Momofuku- KO (Adam Platt's review)


The murmuring, deferential patrons who manage to find a spot at the modest, twelve-seat bar are chosen at random, by a computerized system that seems designed not to entice people to dine at Momofuku Ko but to drive them away. These seats can be booked only a week in advance, and only by logging on to the Momofuku Website. The computer begins taking reservations each morning at ten o’clock, and thanks to the legions of devoted and increasingly frantic Chang groupies (the 30-year-old chef was just nominated for his third James Beard award, and has been the subject of many glowing profiles in many glossy magazines), they’re gone not in minutes but in seconds. Under these trying conditions, getting in the door once, let alone the three times most critics prefer, could take months or even years.

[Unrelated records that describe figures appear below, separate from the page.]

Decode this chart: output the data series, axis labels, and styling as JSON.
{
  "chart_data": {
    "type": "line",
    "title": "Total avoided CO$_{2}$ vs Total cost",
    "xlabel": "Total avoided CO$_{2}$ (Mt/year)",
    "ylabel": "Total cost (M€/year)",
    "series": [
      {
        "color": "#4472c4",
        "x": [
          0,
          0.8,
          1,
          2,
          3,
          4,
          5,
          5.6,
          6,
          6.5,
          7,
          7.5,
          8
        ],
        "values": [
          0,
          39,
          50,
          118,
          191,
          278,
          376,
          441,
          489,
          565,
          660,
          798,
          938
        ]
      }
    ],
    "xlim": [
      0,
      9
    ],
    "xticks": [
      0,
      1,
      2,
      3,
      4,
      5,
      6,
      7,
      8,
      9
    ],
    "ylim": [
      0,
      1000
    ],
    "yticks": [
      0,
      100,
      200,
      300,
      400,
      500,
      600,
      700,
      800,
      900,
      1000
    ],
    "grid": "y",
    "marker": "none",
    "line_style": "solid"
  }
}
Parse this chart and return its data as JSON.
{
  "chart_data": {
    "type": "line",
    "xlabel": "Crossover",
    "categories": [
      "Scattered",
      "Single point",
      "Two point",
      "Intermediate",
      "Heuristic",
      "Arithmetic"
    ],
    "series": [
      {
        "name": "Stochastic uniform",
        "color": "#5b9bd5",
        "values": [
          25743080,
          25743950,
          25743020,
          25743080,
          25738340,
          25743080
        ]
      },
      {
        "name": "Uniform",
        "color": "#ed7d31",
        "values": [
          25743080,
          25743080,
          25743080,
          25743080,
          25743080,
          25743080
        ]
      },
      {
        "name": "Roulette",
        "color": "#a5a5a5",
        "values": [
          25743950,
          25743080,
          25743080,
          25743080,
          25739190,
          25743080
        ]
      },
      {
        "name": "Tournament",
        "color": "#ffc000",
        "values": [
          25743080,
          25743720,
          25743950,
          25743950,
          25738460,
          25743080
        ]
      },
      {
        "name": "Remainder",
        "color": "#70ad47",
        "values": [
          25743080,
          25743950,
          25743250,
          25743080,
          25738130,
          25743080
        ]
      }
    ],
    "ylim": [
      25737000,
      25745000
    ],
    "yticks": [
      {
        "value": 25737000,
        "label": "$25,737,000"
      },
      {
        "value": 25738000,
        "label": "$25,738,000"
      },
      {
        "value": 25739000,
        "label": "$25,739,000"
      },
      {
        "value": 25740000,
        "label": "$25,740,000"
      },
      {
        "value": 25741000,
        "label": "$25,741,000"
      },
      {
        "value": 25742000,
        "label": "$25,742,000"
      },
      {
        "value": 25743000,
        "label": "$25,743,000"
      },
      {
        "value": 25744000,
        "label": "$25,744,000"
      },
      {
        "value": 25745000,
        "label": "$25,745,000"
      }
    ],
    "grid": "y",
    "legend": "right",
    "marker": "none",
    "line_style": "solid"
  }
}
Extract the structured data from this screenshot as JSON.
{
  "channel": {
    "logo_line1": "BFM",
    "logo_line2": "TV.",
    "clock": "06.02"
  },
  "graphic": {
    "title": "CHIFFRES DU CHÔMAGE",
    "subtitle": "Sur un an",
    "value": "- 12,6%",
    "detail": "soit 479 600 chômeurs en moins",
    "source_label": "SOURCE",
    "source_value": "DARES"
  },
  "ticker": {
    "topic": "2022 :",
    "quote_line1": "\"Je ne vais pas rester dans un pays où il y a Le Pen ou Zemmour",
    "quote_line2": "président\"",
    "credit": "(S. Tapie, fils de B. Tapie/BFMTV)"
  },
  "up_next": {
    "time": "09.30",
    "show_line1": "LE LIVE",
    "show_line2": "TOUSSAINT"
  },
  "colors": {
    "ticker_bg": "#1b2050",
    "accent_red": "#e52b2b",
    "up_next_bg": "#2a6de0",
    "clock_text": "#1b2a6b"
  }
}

So how do you crack this fiendishly egalitarian, New Age reservation system? It helps to have the services of many diligent assistants willing to peck at their keyboards like gaming zombies for an entire week. Is it worth the aggravation? This depends, I suppose, on your point of view. One reason Chang is regarded as a revolutionary by a new generation of diners and cooks is his gleeful willingness to take the old-line, haute cuisine restaurant conceits and smash them to bits, while still cooking inventive, high-quality food. The name of this willfully anonymous anti-restaurant is barely visible on the door, and the façade is sheathed in what looks like high-tech chicken wire. Inside, there are no waiters, no decorations on the plain butcher-block walls, and no printed menu. Chang’s inspiration is the classic Japanese bar-dining model practiced, most notably in New York, by Masa Takayama at his uptown restaurant, Masa. But the price of a single omakase meal at Masa is $400. At Momofuku Ko, my leisurely, inventive, often wickedly delicious ten-course dinner cost $125.